Counterintuitive moves
The Avengers had driven to the Predators’ fifteen yard line. There were twenty two seconds left in the game. The Preds led by two. The Avengers wanted to set up for the winning field goal but there was too much time left. So, logically, the Avengers’ coach needed to call a running play in order to run the clock down. He could then kick the field goal, go up by one, and not allow the Preds to get the ball back. If everything went as he planned, the Avengers would win by that one point. After all, the Avengers had the best kicker in the league. He had made over eighty percent of his field goal attempts this year. It seemed like a lock.
But, Preds coach Jay Gruden was on the other sideline thinking about the Avengers’ options. He couldn’t allow the fullback to run without allowing him to score. He had to let the Avengers score a touchdown before time expired so that the Preds would have a chance to score again.
So, as Gruden envisioned, the Avengers ran the fullback up the middle. As Gruden instructed, the Preds’ defense allowed the fullback to score. The Avengers’ coach lamented that the fullback should have fallen down at the two in order to keep the ball in the Avengers’ hands. But when you get two hundred sixty pounds of fullback rumbling toward the goal line against a defense that provides only token resistance, the inevitable happens. The fullback rumbled into the end zone to give the Avengers a four point lead. The Avengers elected to go for two, made it and went up by six with fifteen seconds left.
The Preds received the kickoff and got back to their own five yard line. The Preds’ quarterback, Joe Hamilton, completed three passes in a row and wide out Cory Fleming scored with one second to go.
The Preds were now tied and only had to make the extra point to win. Inexplicably, the snap was high and the point was missed. Overtime.
Pat Haden was the game analyst and tried to keep up with Gruden’s thinking at the end of the game. The only thing Haden could come up with was that one needed to be counterintuitive to make the right decisions at the end of these AFL games.
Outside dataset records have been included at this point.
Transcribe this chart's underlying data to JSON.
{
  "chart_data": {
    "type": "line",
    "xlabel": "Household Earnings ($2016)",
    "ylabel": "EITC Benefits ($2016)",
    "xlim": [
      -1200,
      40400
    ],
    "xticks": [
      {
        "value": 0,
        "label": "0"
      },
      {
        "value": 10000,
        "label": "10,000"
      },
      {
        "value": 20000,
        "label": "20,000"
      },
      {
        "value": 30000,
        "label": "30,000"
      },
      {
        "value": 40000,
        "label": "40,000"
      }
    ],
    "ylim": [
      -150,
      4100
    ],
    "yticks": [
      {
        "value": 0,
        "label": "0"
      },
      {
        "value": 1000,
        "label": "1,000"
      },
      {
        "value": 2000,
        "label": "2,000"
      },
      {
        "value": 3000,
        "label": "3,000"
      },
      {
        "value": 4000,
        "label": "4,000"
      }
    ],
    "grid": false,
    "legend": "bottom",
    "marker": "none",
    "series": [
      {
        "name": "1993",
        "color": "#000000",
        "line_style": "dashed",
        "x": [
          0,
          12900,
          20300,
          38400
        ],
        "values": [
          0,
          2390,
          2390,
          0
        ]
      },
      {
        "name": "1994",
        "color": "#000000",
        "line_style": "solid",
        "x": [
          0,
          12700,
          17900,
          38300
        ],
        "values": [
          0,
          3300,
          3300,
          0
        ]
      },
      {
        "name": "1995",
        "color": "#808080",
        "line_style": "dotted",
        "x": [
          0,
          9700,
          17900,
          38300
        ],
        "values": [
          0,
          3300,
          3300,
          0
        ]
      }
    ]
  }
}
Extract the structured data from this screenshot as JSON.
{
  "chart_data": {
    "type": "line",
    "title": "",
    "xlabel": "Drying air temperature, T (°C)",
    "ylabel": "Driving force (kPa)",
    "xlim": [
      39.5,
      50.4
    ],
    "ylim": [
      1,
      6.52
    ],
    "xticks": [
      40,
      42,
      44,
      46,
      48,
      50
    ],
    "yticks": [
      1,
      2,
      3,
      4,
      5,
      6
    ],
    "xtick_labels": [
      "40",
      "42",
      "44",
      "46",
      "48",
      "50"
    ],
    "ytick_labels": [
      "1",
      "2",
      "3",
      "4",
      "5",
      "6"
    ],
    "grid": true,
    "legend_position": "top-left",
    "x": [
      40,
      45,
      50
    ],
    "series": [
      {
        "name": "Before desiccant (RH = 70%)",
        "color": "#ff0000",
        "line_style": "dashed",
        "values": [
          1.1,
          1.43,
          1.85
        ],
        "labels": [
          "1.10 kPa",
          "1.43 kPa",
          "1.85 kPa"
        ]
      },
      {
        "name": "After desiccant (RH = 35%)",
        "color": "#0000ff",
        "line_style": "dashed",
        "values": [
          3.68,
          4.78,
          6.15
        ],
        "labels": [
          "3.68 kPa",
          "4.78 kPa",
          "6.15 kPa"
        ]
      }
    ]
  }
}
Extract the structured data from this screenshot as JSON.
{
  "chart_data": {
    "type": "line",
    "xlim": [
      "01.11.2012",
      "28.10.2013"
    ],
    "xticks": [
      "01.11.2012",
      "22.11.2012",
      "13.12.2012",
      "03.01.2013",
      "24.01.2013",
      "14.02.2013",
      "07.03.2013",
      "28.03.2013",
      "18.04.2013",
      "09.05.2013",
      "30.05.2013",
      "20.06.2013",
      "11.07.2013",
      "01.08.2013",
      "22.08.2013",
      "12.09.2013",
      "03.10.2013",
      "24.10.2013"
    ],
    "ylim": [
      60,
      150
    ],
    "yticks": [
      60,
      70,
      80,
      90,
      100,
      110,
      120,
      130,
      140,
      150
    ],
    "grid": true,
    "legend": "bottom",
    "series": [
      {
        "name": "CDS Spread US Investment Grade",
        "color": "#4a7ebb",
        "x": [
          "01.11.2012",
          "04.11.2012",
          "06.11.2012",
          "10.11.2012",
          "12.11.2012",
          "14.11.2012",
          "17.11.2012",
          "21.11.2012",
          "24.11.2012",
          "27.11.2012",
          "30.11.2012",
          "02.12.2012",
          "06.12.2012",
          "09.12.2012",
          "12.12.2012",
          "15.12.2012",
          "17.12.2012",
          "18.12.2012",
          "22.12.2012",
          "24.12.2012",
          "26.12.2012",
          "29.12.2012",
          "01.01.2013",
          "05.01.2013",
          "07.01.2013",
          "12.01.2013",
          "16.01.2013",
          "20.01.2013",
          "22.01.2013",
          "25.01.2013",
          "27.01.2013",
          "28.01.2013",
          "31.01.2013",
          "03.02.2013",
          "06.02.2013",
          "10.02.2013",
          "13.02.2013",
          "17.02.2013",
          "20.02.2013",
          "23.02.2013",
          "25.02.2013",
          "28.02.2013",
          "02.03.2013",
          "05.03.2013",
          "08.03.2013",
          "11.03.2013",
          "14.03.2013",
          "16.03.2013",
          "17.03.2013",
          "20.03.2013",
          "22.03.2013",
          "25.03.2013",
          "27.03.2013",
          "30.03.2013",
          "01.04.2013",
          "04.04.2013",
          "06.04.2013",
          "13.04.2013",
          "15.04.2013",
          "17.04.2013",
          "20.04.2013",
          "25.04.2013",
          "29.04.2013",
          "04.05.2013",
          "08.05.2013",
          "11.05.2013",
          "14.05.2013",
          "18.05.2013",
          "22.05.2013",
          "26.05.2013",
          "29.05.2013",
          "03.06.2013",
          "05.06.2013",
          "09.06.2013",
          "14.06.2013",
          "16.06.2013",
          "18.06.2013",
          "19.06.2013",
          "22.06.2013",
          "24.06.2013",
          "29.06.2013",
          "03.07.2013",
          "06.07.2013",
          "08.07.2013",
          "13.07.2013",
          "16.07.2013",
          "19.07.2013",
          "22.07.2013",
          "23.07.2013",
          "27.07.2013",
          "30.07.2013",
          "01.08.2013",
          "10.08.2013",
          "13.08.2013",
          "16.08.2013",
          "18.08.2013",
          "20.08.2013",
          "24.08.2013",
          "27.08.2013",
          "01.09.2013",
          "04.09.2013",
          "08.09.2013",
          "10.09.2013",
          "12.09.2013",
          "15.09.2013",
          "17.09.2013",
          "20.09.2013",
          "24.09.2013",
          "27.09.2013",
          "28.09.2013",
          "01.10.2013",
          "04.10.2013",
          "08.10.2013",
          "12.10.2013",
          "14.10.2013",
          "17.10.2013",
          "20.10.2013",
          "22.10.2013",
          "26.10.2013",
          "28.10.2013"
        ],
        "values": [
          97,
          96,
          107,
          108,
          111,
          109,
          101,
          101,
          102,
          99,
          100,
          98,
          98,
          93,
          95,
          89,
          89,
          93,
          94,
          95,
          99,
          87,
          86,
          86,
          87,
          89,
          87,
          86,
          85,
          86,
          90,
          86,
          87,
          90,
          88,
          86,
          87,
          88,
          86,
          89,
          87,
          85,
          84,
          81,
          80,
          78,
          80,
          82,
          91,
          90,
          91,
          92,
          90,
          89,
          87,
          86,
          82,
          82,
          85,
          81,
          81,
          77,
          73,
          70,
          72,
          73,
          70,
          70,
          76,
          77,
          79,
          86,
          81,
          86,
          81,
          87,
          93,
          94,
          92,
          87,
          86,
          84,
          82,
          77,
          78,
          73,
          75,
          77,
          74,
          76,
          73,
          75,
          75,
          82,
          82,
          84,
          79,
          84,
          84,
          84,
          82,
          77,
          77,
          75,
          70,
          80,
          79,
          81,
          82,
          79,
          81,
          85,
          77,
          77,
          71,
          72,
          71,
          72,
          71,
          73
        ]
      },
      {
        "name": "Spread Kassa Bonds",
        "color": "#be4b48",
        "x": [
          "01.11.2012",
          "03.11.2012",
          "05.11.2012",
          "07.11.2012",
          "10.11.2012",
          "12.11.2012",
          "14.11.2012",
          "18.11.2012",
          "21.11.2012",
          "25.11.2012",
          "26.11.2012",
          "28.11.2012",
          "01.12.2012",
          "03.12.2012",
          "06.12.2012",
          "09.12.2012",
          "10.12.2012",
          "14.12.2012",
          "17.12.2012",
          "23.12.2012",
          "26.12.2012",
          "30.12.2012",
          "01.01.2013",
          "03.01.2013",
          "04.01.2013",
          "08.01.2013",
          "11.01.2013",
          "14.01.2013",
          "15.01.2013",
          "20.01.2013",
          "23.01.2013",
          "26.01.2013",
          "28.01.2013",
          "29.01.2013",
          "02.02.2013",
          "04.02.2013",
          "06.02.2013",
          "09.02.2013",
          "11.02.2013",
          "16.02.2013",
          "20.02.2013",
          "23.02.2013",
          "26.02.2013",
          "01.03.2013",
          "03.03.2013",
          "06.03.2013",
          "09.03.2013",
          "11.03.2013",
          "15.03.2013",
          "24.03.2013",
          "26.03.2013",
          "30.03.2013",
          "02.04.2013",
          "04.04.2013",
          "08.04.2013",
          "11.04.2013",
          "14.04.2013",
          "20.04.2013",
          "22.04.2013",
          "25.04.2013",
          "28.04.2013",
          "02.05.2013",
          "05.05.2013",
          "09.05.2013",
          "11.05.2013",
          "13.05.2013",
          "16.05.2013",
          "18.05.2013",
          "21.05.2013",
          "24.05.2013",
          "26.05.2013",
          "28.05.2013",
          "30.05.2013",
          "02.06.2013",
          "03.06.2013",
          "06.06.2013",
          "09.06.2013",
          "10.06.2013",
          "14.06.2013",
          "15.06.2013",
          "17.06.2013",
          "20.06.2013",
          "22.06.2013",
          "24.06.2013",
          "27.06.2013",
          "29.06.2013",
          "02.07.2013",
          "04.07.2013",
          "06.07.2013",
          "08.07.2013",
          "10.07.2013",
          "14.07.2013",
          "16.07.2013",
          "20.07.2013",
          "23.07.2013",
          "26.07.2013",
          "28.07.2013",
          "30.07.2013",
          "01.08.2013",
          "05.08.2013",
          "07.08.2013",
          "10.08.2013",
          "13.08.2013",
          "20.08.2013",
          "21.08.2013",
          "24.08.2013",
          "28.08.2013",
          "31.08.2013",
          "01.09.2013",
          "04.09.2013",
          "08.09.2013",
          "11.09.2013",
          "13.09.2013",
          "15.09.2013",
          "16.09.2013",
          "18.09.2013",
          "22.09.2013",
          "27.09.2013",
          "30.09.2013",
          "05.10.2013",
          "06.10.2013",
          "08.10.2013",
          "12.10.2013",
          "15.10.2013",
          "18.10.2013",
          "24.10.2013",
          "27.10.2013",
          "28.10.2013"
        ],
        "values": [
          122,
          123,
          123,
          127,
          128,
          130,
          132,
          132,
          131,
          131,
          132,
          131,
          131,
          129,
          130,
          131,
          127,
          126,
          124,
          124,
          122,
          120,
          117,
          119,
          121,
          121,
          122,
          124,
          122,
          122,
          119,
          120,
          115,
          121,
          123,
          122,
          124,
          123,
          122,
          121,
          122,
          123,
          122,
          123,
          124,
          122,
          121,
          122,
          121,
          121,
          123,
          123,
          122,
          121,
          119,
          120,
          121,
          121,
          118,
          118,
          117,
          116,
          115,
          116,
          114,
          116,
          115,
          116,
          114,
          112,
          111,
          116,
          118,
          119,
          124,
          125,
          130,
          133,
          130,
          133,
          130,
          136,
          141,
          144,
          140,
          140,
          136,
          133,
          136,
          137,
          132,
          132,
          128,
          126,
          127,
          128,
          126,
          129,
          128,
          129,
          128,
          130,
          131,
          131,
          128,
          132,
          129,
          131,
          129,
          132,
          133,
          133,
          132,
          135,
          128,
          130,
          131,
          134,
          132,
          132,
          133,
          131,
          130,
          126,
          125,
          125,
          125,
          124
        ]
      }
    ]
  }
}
So, one captain from each team went out for the coin flip. Haden opined that the team which won the flip would take the ball since, by AFL rules, each team gets one possession in OT, then the game goes into sudden death. Haden reasoned correctly that it would not make sense to defer in OT since the team which deferred would need to go for two if the other team scored a touchdown and an extra point.
All of these counterintuitive decisions are based on the fact that most AFL teams score a touchdown on every possession. If a team doesn’t score, it is a major turning point in the game. Usually, the teams score a touchdown over seventy percent of the time. It’s like men’s tennis. Most professional men hold their serve. If they don’t, they usually lose the match.
Gruden sent out The Glove, Kenny McIntyre, to manage the flip. The Preds won the toss but elected to defer. Haden was beside himself because of the decision. He didn’t second guess Gruden but expressed some displeasure with the call.
So, the Avengers gladly accepted the Preds’ gift and went on offense after a mediocre kick off. The Avengers easily drove downfield and scored to take a six point lead. However, inexplicably, the best kicker in the AFL missed the point after.
The Preds took the kickoff back to the sixteen and then Hamilton lofted an easy pass to a
wide open receiver who scored easily. The Pred’s kicker make the extra point to end the game. Easy victory for the Preds.
But, what about Pat Haden? He remained in brain lock from what he had just seen. He had logically laid out the obvious decisions which needed to be made but neither coach followed his logic.
The Preds won the game because they had a coach who had been around arena football for over a decade. He was an arena football savant. Pat Haden is NFL smart but not arena football smart.
A lesson was learned from the viewing of this game. And they say you can’t learn anything from watching sports. Hah.